Student mourns death of Cole Brings Plenty

By Tristan Xóotsk’i Tláa Leach

As a society, we often hear talk about a lack of representation in the media, there aren’t enough minorities in television, books, movies and other forms of media and entertainment that we all love. When we see someone who looks like us or someone we love, we celebrate the little victory of that person making it. This was the case of actor Cole Brings Plenty. 

Brings Plenty was a 27-year-old of Mnicoujou Lakota and Cheyenne River Sioux descent. His tribal descents come from what is now South Dakota. Brings Plenty was proud of his heritage, playing several characters in mainstream television shows including “1923,” a spin off of the popular “Yellowstone.” His representation of Indigenous persons and specifically Lakota and Sioux peoples has become a beacon of light for Indigenous people in the United States. Brings Plenty was helping to create a place at the table for Indigenous peoples, until it all came to a sudden halt. 

On April 5, the news broke that Brings Plenty had been found dead in a wooded area of Johnson County, Kansas.

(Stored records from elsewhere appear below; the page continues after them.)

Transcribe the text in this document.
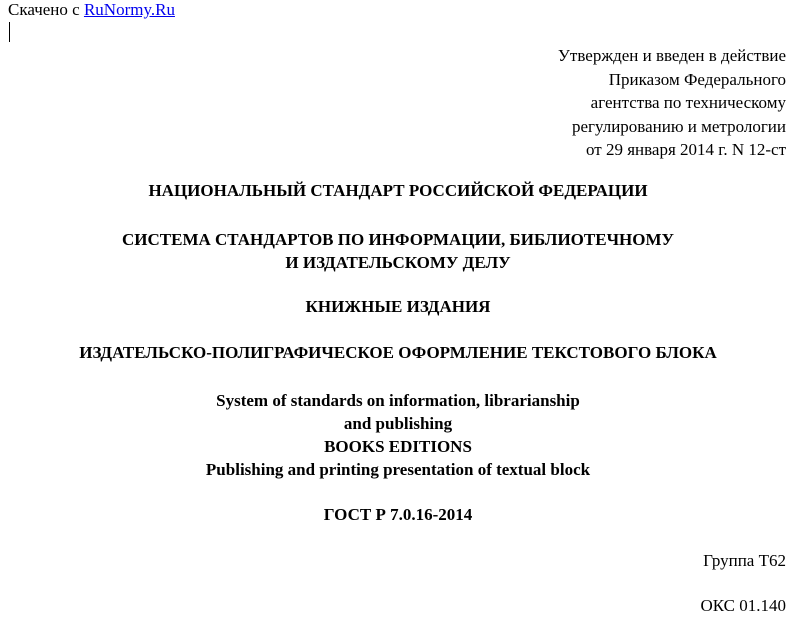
Скачено с RuNormy.Ru
Утвержден и введен в действие
Приказом Федерального
агентства по техническому
регулированию и метрологии
от 29 января 2014 г. N 12-ст
НАЦИОНАЛЬНЫЙ СТАНДАРТ РОССИЙСКОЙ ФЕДЕРАЦИИ
СИСТЕМА СТАНДАРТОВ ПО ИНФОРМАЦИИ, БИБЛИОТЕЧНОМУ
И ИЗДАТЕЛЬСКОМУ ДЕЛУ
КНИЖНЫЕ ИЗДАНИЯ
ИЗДАТЕЛЬСКО-ПОЛИГРАФИЧЕСКОЕ ОФОРМЛЕНИЕ ТЕКСТОВОГО БЛОКА
System of standards on information, librarianship
and publishing
BOOKS EDITIONS
Publishing and printing presentation of textual block
ГОСТ Р 7.0.16-2014
Группа Т62
ОКС 01.140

According to an article written by CBS News, Brings Plenty had a warrant issued for his arrest on charges of aggravated burglary, domestic battery and criminal restraint. The warrant was issued after a woman was heard screaming for help in a Lawrence, Kansas, apartment building. Brings Plenty was named a suspect after a traffic camera caught his car leaving the city after the incident occured.

 His family and friends have urged the public to stop speculating that Brings Plenty was “on the run.” His uncle, Mo Brings Plenty, wrote in an Instagram post, “It is important for everyone to refrain from making assumptions or speculating in any situation. Jumping to conclusions without verified information can not only harm individuals’ reputations, but also compromise the integrity of our ongoing investigations.”

By Rashe Mishra

The accusations brought against Brings Plenty are not unique. In July 2023, a report released by the Congressional Research Service stated that 82% of American Indian/Alaska Native men reported experiencing violent victimization in their lives. On top of this, 3.5% of missing persons in the U.S. are American Indian/Alaska Native despite the American Indian/Alaska Native population only making up 1.1% of the entire U.S. population.

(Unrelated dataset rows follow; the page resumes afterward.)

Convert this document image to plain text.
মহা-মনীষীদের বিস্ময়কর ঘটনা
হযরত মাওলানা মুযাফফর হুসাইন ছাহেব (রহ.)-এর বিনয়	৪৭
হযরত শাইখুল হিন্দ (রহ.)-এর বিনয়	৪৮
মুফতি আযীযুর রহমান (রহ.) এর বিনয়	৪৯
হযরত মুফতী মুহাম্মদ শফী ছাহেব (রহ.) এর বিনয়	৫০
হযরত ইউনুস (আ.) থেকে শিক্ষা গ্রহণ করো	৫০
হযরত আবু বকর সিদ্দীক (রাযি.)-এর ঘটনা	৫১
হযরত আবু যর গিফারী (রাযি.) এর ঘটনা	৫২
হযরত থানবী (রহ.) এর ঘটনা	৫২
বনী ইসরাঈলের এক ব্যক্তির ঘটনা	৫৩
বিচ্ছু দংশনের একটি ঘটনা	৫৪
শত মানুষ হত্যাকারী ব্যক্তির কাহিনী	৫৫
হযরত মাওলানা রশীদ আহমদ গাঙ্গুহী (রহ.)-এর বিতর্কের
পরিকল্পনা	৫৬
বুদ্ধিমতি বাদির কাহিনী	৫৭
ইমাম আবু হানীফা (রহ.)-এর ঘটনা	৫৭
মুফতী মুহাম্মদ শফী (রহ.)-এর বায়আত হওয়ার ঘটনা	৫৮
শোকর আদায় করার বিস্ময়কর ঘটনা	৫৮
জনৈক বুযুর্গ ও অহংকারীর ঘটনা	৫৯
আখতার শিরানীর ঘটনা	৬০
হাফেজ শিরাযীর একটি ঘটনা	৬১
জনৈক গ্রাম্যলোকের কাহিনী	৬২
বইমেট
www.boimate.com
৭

Mo Brings Plenty knew what many of us refuse to acknowledge: that if a murdered person is a member of a minority and has even a smudge on their character, they are written off as deserving of what happened to them. Cole Brings Plenty has no priors and has, up until now, not made the news for anything besides his acting and activism. 

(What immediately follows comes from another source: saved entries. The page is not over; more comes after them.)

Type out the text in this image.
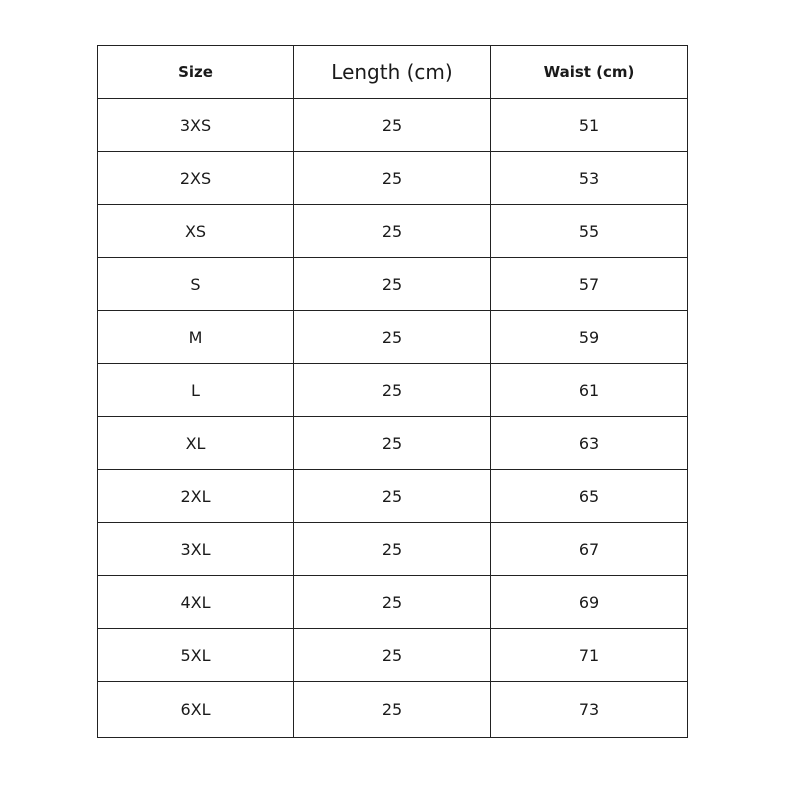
Size	Length (cm)	Waist (cm)
3XS	25	51
2XS	25	53
XS	25	55
S	25	57
M	25	59
L	25	61
XL	25	63
2XL	25	65
3XL	25	67
4XL	25	69
5XL	25	71
6XL	25	73
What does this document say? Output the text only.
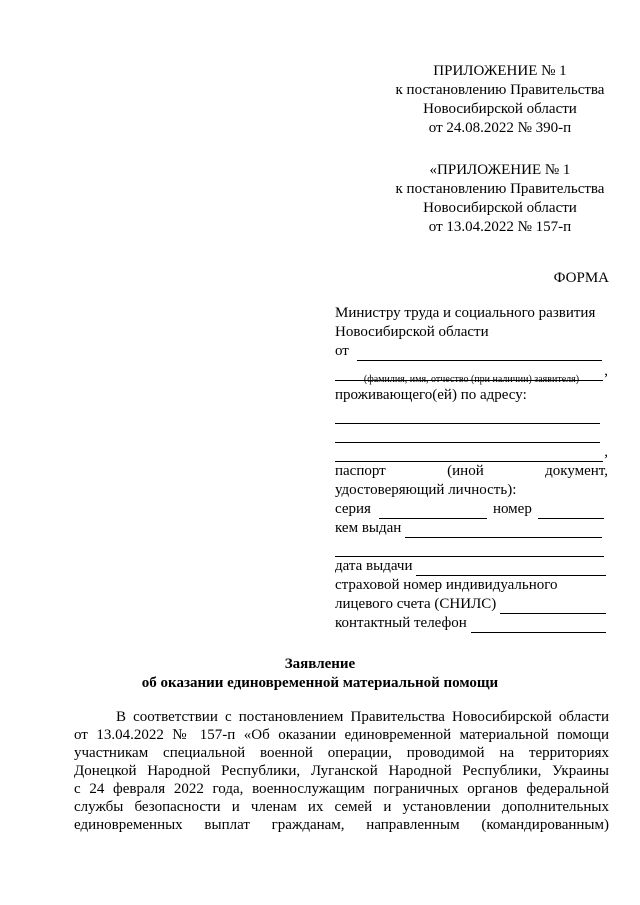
ПРИЛОЖЕНИЕ № 1
к постановлению Правительства
Новосибирской области
от 24.08.2022 № 390-п
«ПРИЛОЖЕНИЕ № 1
к постановлению Правительства
Новосибирской области
от 13.04.2022 № 157-п
ФОРМА
Министру труда и социального развития
Новосибирской области
от
,
(фамилия, имя, отчество (при наличии) заявителя)
проживающего(ей) по адресу:
,
паспорт	(иной	документ,
удостоверяющий личность):
серия	номер
кем выдан
дата выдачи
страховой номер индивидуального
лицевого счета (СНИЛС)
контактный телефон
Заявление
об оказании единовременной материальной помощи
В соответствии с постановлением Правительства Новосибирской области
от 13.04.2022 № 157-п «Об оказании единовременной материальной помощи
участникам специальной военной операции, проводимой на территориях
Донецкой Народной Республики, Луганской Народной Республики, Украины
с 24 февраля 2022 года, военнослужащим пограничных органов федеральной
службы безопасности и членам их семей и установлении дополнительных
единовременных выплат гражданам, направленным (командированным)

Cole Brings Plenty went to Capitol Hill in Washington D.C. with Mo Brings Plenty and other activists to educate lawmakers on the importance of passing a bill that would help investigate Indian boarding schools and their policies. Cole Brings Plenty took great pride in his heritage and his people, making components of his death all the more painful. 

When he was found, Cole Brings Plenty’s long, black braided hair had been cut. For many Indigenous people, long hair is a symbol of culture, heritage and spirituality. The cutting of his hair is a great insult and further removes him from the person he was before his death. 

On April 8, a nationwide movement labeled “Braids for Cole” took place. Across the U.S., people, no matter their culture, heritage, race or gender, braided their hair for the actor. A symbol of mourning and acknowledgement. 

I do mourn Cole Brings Plenty and any other missing Indigenous person who will never come home. Growing up mixed and in a family that not only acknowledged, but celebrated my Tlingit heritage was formative to who I am today and to the activism and writing I do everyday.